American College of Clinical Pharmacology
- Abbreviation: ACCP
- Formation: 1969
- Headquarters: Ashburn, Virginia
- Website: www.accp1.org

= American College of Clinical Pharmacology =

The American College of Clinical Pharmacology® (ACCP) is a national organization of clinical pharmacology healthcare professionals who seek to advance clinical pharmacology.

==History and mission==

In the 1960s, a group of physicians formulated the concept of an organization dedicated to a new branch of pharmacology that dealt with the effectiveness and safety of drugs in humans. As a result of their efforts, the American College of Clinical Pharmacology (ACCP) was founded on September 11, 1969.

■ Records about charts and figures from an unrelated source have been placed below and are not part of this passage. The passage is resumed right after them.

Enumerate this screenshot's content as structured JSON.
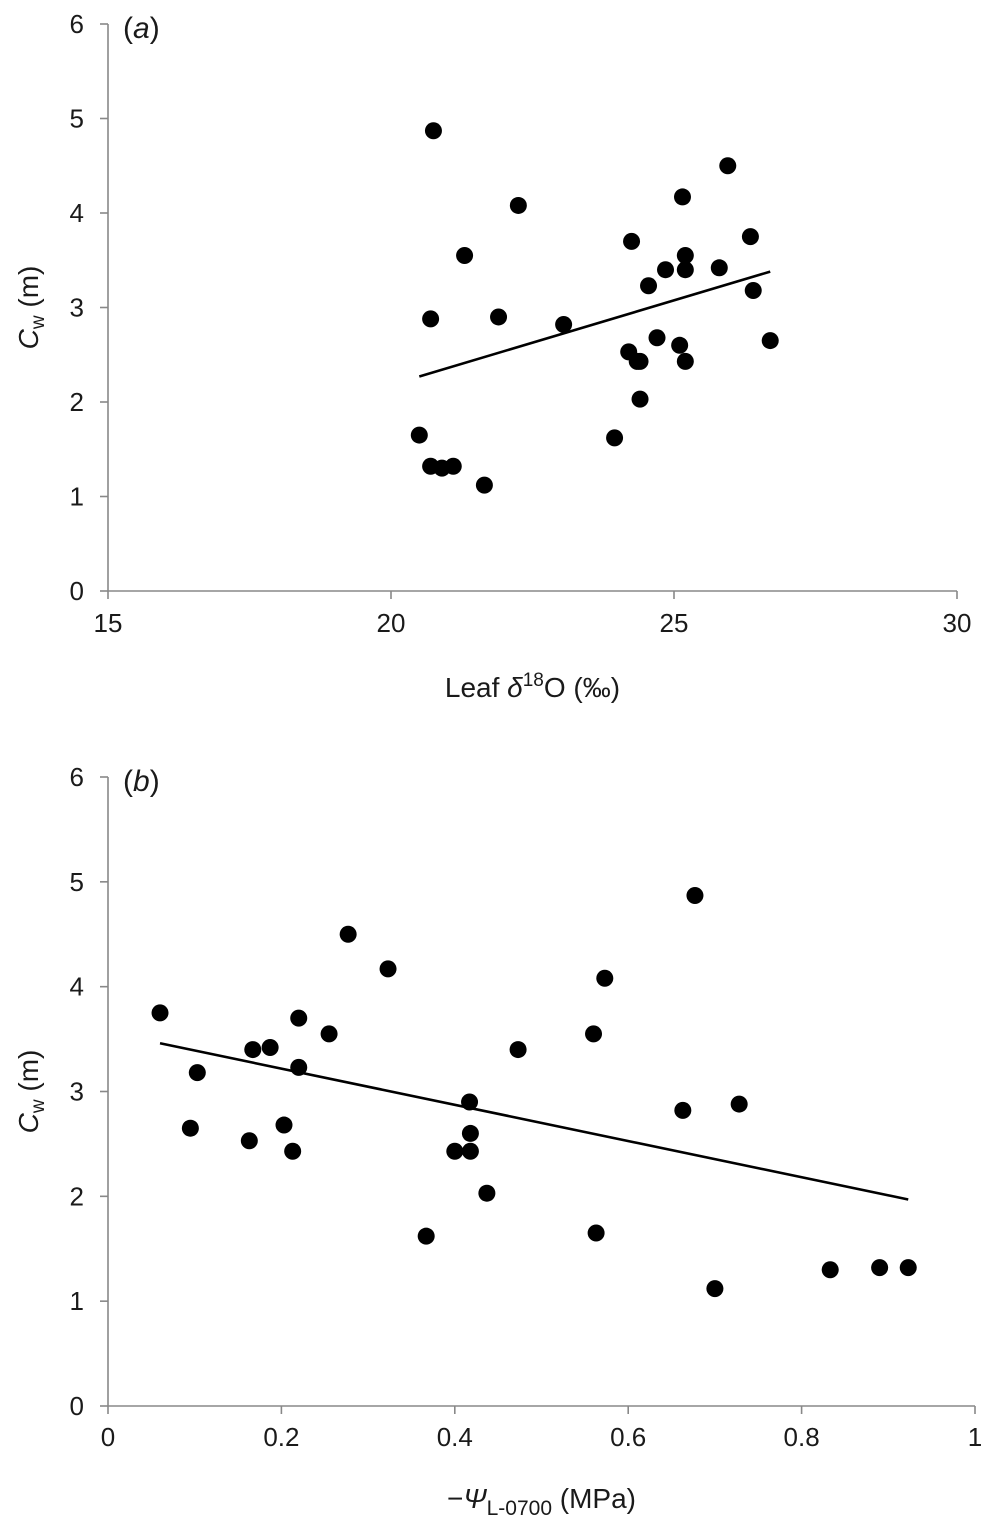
{
  "chart_data": [
    {
      "type": "scatter",
      "panel_label": {
        "open": "(",
        "letter": "a",
        "close": ")"
      },
      "xlabel": {
        "pre": "Leaf ",
        "sym": "δ",
        "sup": "18",
        "post": "O (‰)"
      },
      "ylabel": {
        "sym": "C",
        "sub": "w",
        "post": " (m)"
      },
      "xlim": [
        15,
        30
      ],
      "ylim": [
        0,
        6
      ],
      "xticks": [
        "15",
        "20",
        "25",
        "30"
      ],
      "yticks": [
        "0",
        "1",
        "2",
        "3",
        "4",
        "5",
        "6"
      ],
      "grid": false,
      "legend": "none",
      "colors": {
        "marker": "#000000",
        "axis": "#888888"
      },
      "points": [
        {
          "x": 20.5,
          "y": 1.65
        },
        {
          "x": 20.7,
          "y": 1.32
        },
        {
          "x": 20.9,
          "y": 1.3
        },
        {
          "x": 21.1,
          "y": 1.32
        },
        {
          "x": 21.65,
          "y": 1.12
        },
        {
          "x": 20.7,
          "y": 2.88
        },
        {
          "x": 20.75,
          "y": 4.87
        },
        {
          "x": 21.3,
          "y": 3.55
        },
        {
          "x": 21.9,
          "y": 2.9
        },
        {
          "x": 22.25,
          "y": 4.08
        },
        {
          "x": 23.05,
          "y": 2.82
        },
        {
          "x": 23.95,
          "y": 1.62
        },
        {
          "x": 24.2,
          "y": 2.53
        },
        {
          "x": 24.25,
          "y": 3.7
        },
        {
          "x": 24.35,
          "y": 2.43
        },
        {
          "x": 24.4,
          "y": 2.43
        },
        {
          "x": 24.4,
          "y": 2.03
        },
        {
          "x": 24.55,
          "y": 3.23
        },
        {
          "x": 24.7,
          "y": 2.68
        },
        {
          "x": 24.85,
          "y": 3.4
        },
        {
          "x": 25.1,
          "y": 2.6
        },
        {
          "x": 25.15,
          "y": 4.17
        },
        {
          "x": 25.2,
          "y": 3.55
        },
        {
          "x": 25.2,
          "y": 3.4
        },
        {
          "x": 25.2,
          "y": 2.43
        },
        {
          "x": 25.8,
          "y": 3.42
        },
        {
          "x": 25.95,
          "y": 4.5
        },
        {
          "x": 26.35,
          "y": 3.75
        },
        {
          "x": 26.4,
          "y": 3.18
        },
        {
          "x": 26.7,
          "y": 2.65
        }
      ],
      "trendline": {
        "x": [
          20.5,
          26.7
        ],
        "y": [
          2.27,
          3.38
        ]
      }
    },
    {
      "type": "scatter",
      "panel_label": {
        "open": "(",
        "letter": "b",
        "close": ")"
      },
      "xlabel": {
        "pre": "−",
        "sym": "Ψ",
        "sub": "L-0700",
        "post": " (MPa)"
      },
      "ylabel": {
        "sym": "C",
        "sub": "w",
        "post": " (m)"
      },
      "xlim": [
        0,
        1
      ],
      "ylim": [
        0,
        6
      ],
      "xticks": [
        "0",
        "0.2",
        "0.4",
        "0.6",
        "0.8",
        "1"
      ],
      "yticks": [
        "0",
        "1",
        "2",
        "3",
        "4",
        "5",
        "6"
      ],
      "grid": false,
      "legend": "none",
      "colors": {
        "marker": "#000000",
        "axis": "#888888"
      },
      "points": [
        {
          "x": 0.06,
          "y": 3.75
        },
        {
          "x": 0.095,
          "y": 2.65
        },
        {
          "x": 0.103,
          "y": 3.18
        },
        {
          "x": 0.163,
          "y": 2.53
        },
        {
          "x": 0.167,
          "y": 3.4
        },
        {
          "x": 0.187,
          "y": 3.42
        },
        {
          "x": 0.203,
          "y": 2.68
        },
        {
          "x": 0.213,
          "y": 2.43
        },
        {
          "x": 0.22,
          "y": 3.7
        },
        {
          "x": 0.22,
          "y": 3.23
        },
        {
          "x": 0.255,
          "y": 3.55
        },
        {
          "x": 0.277,
          "y": 4.5
        },
        {
          "x": 0.323,
          "y": 4.17
        },
        {
          "x": 0.367,
          "y": 1.62
        },
        {
          "x": 0.4,
          "y": 2.43
        },
        {
          "x": 0.417,
          "y": 2.9
        },
        {
          "x": 0.418,
          "y": 2.6
        },
        {
          "x": 0.418,
          "y": 2.43
        },
        {
          "x": 0.437,
          "y": 2.03
        },
        {
          "x": 0.473,
          "y": 3.4
        },
        {
          "x": 0.56,
          "y": 3.55
        },
        {
          "x": 0.563,
          "y": 1.65
        },
        {
          "x": 0.573,
          "y": 4.08
        },
        {
          "x": 0.663,
          "y": 2.82
        },
        {
          "x": 0.677,
          "y": 4.87
        },
        {
          "x": 0.7,
          "y": 1.12
        },
        {
          "x": 0.728,
          "y": 2.88
        },
        {
          "x": 0.833,
          "y": 1.3
        },
        {
          "x": 0.89,
          "y": 1.32
        },
        {
          "x": 0.923,
          "y": 1.32
        }
      ],
      "trendline": {
        "x": [
          0.06,
          0.923
        ],
        "y": [
          3.46,
          1.97
        ]
      }
    }
  ]
}
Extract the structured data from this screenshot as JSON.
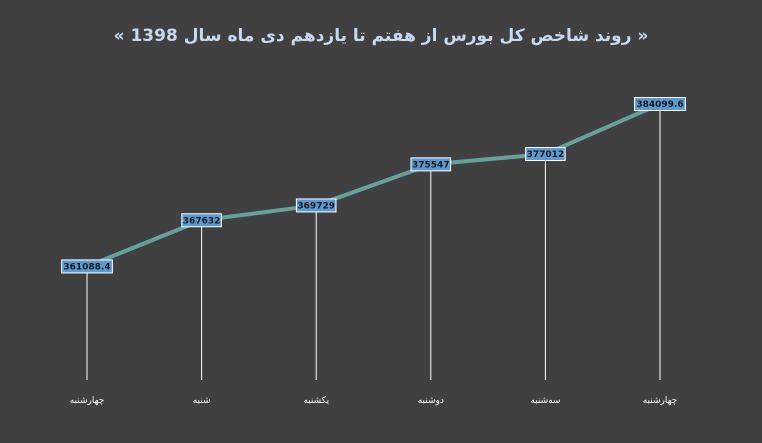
{
  "chart_data": {
    "type": "line",
    "title": "« روند شاخص کل بورس از هفتم تا یازدهم دی ماه سال 1398 »",
    "categories": [
      "چهارشنبه",
      "شنبه",
      "یکشنبه",
      "دوشنبه",
      "سه‌شنبه",
      "چهارشنبه"
    ],
    "series": [
      {
        "values": [
          361088.4,
          367632,
          369729,
          375547,
          377012,
          384099.6
        ],
        "labels": [
          "361088.4",
          "367632",
          "369729",
          "375547",
          "377012",
          "384099.6"
        ]
      }
    ],
    "xlabel": "",
    "ylabel": "",
    "ylim": [
      345000,
      386000
    ],
    "grid": false,
    "legend": "none",
    "colors": {
      "background": "#404040",
      "line_outer": "#5b9bd5",
      "line_inner": "#70ad47",
      "label_box": "#5b9bd5",
      "title": "#c6d9f1",
      "drop_line": "#ffffff"
    }
  }
}
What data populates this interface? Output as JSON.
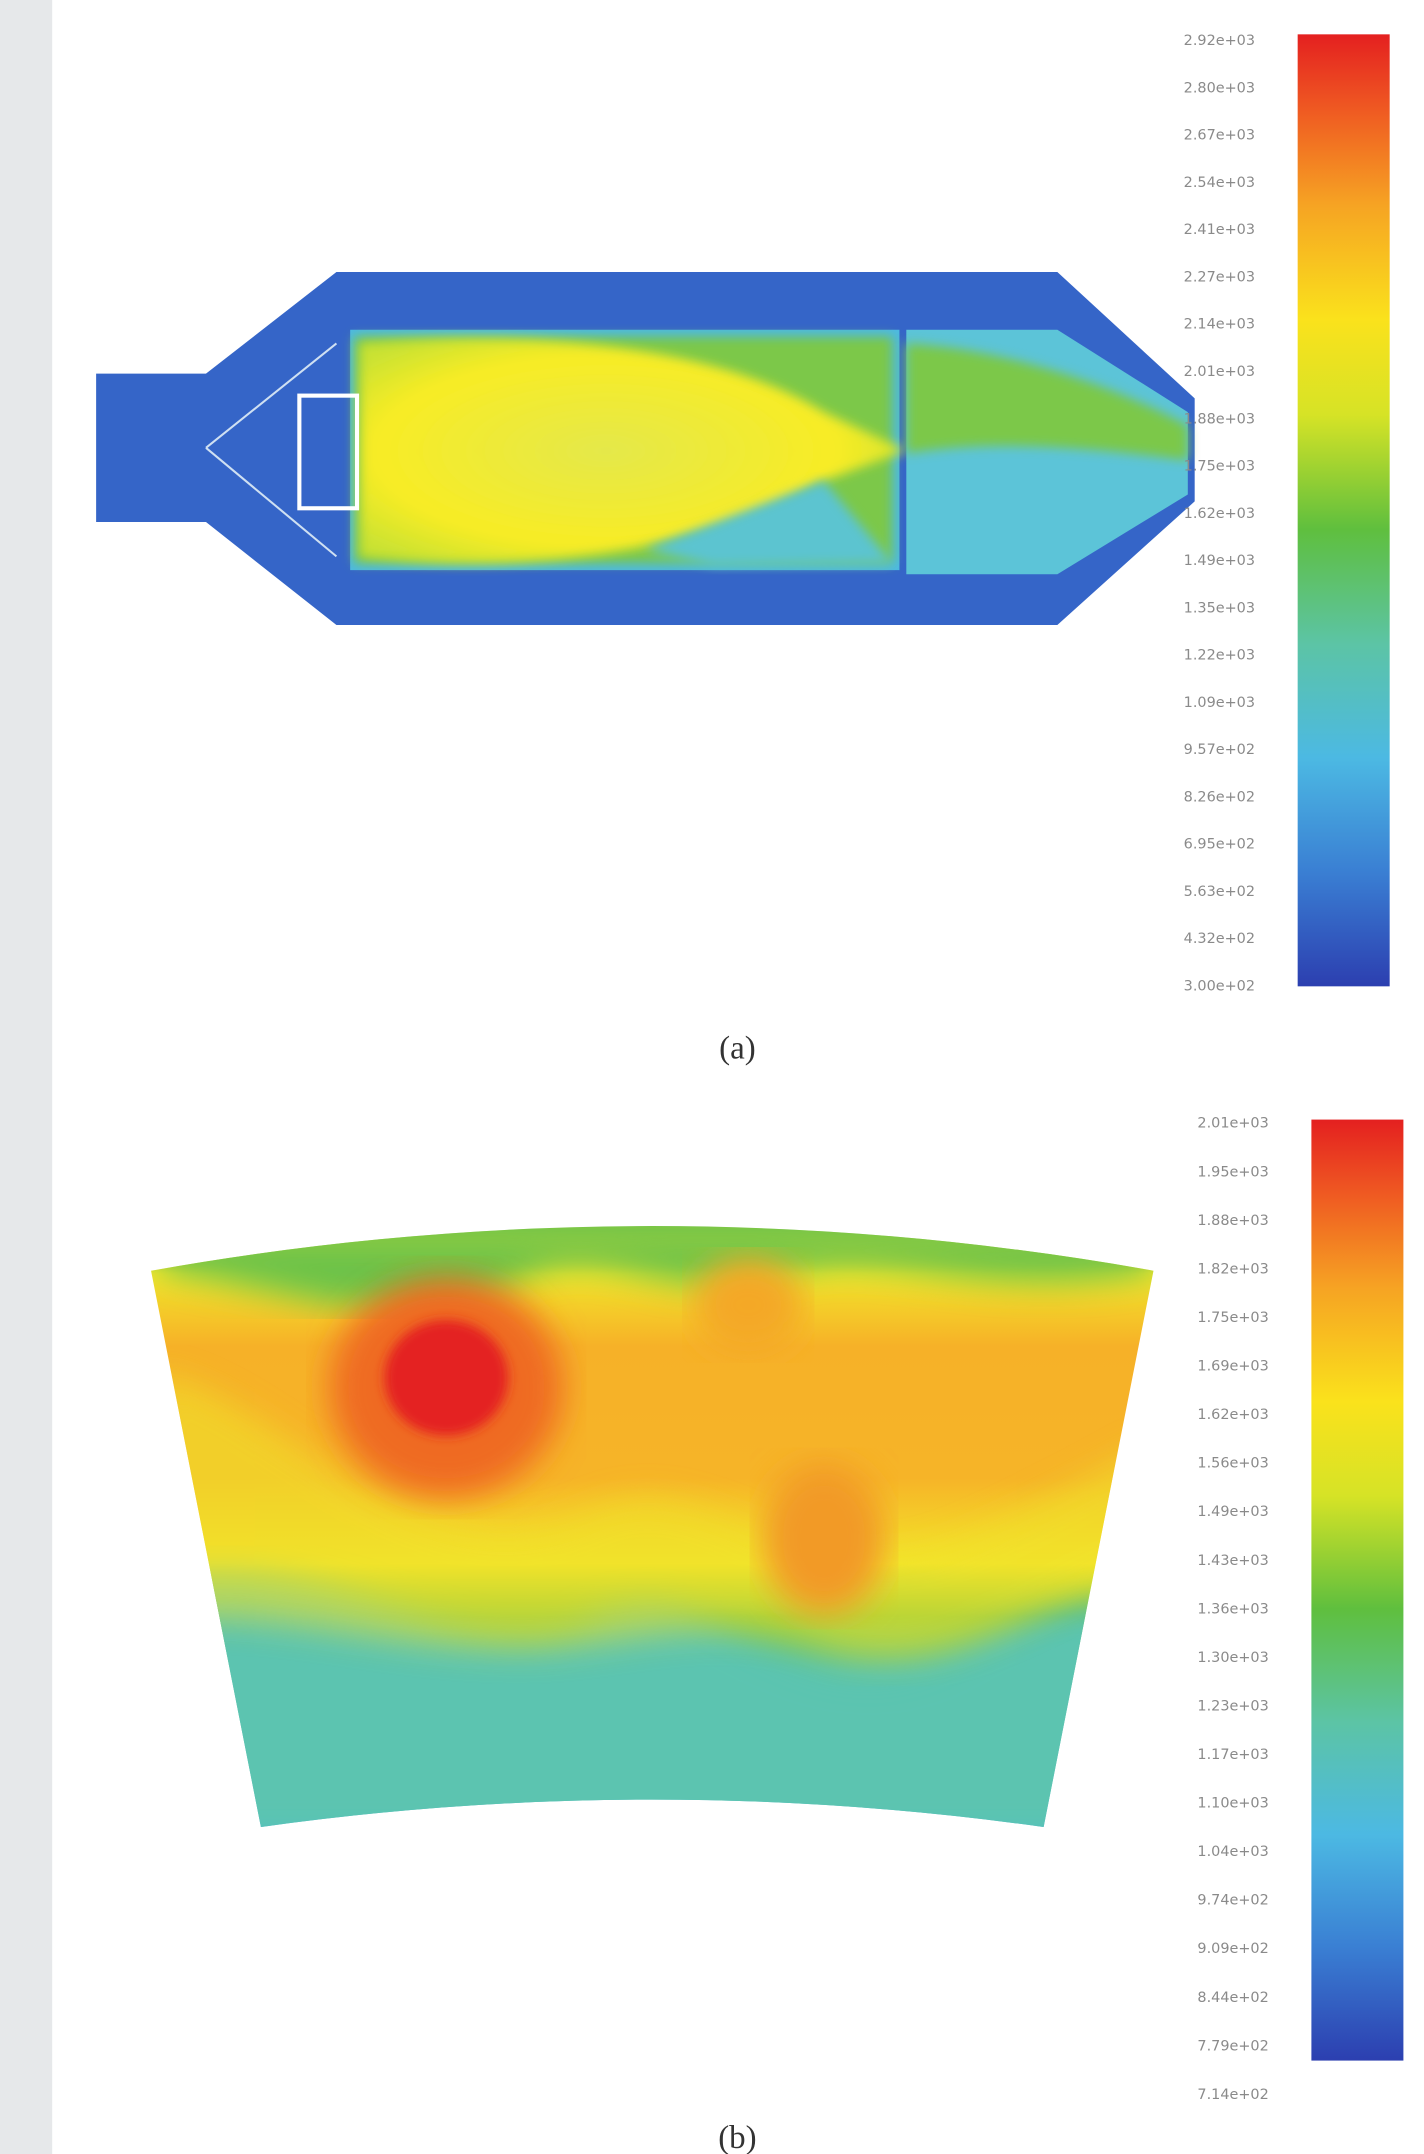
{
  "figure": {
    "panels": [
      {
        "caption": "(a)",
        "colorbar_labels": [
          "2.92e+03",
          "2.80e+03",
          "2.67e+03",
          "2.54e+03",
          "2.41e+03",
          "2.27e+03",
          "2.14e+03",
          "2.01e+03",
          "1.88e+03",
          "1.75e+03",
          "1.62e+03",
          "1.49e+03",
          "1.35e+03",
          "1.22e+03",
          "1.09e+03",
          "9.57e+02",
          "8.26e+02",
          "6.95e+02",
          "5.63e+02",
          "4.32e+02",
          "3.00e+02"
        ]
      },
      {
        "caption": "(b)",
        "colorbar_labels": [
          "2.01e+03",
          "1.95e+03",
          "1.88e+03",
          "1.82e+03",
          "1.75e+03",
          "1.69e+03",
          "1.62e+03",
          "1.56e+03",
          "1.49e+03",
          "1.43e+03",
          "1.36e+03",
          "1.30e+03",
          "1.23e+03",
          "1.17e+03",
          "1.10e+03",
          "1.04e+03",
          "9.74e+02",
          "9.09e+02",
          "8.44e+02",
          "7.79e+02",
          "7.14e+02"
        ]
      }
    ]
  }
}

The mission is to improve health by optimizing therapeutics and to provide leadership and education that enables the generation, integration and translation of scientific knowledge to optimize research, development and utilization of medication.

==Structure==

ACCP is governed by a Board of Regents elected by ACCP Members. The Board is advised by a network of ACCP committees.

==Membership==

Levels of membership in ACCP are Retired, Student, Member and Fellow (FCP). Fellowship is the organization's way of noting outstanding achievement in the discipline. Fellows require specific credentials and are recommended by their peers and reviewed by the Board of Regents.

==Publications==

The Journal of Clinical Pharmacology, published by ACCP is the main journal of the College. Clinical Pharmacology in Drug Development is another publication.

==Activities==

The College organizes a number of annual meetings and has several committees. There are special programs for students and to promote the discipline in developing countries.

==Education and information resources==

ACCP promotes the rational use of medications in humans through research, development and regulation of medications, and education of healthcare professionals and patients on the optimal utilization of medications.

ACCP is jointly accredited by the Accreditation Council for Continuing Medical Education (ACCME), the Accreditation Council for Pharmacy Education (ACPE), and the American Nurses Credentialing Center (ANCC), to provide continuing education for the healthcare team.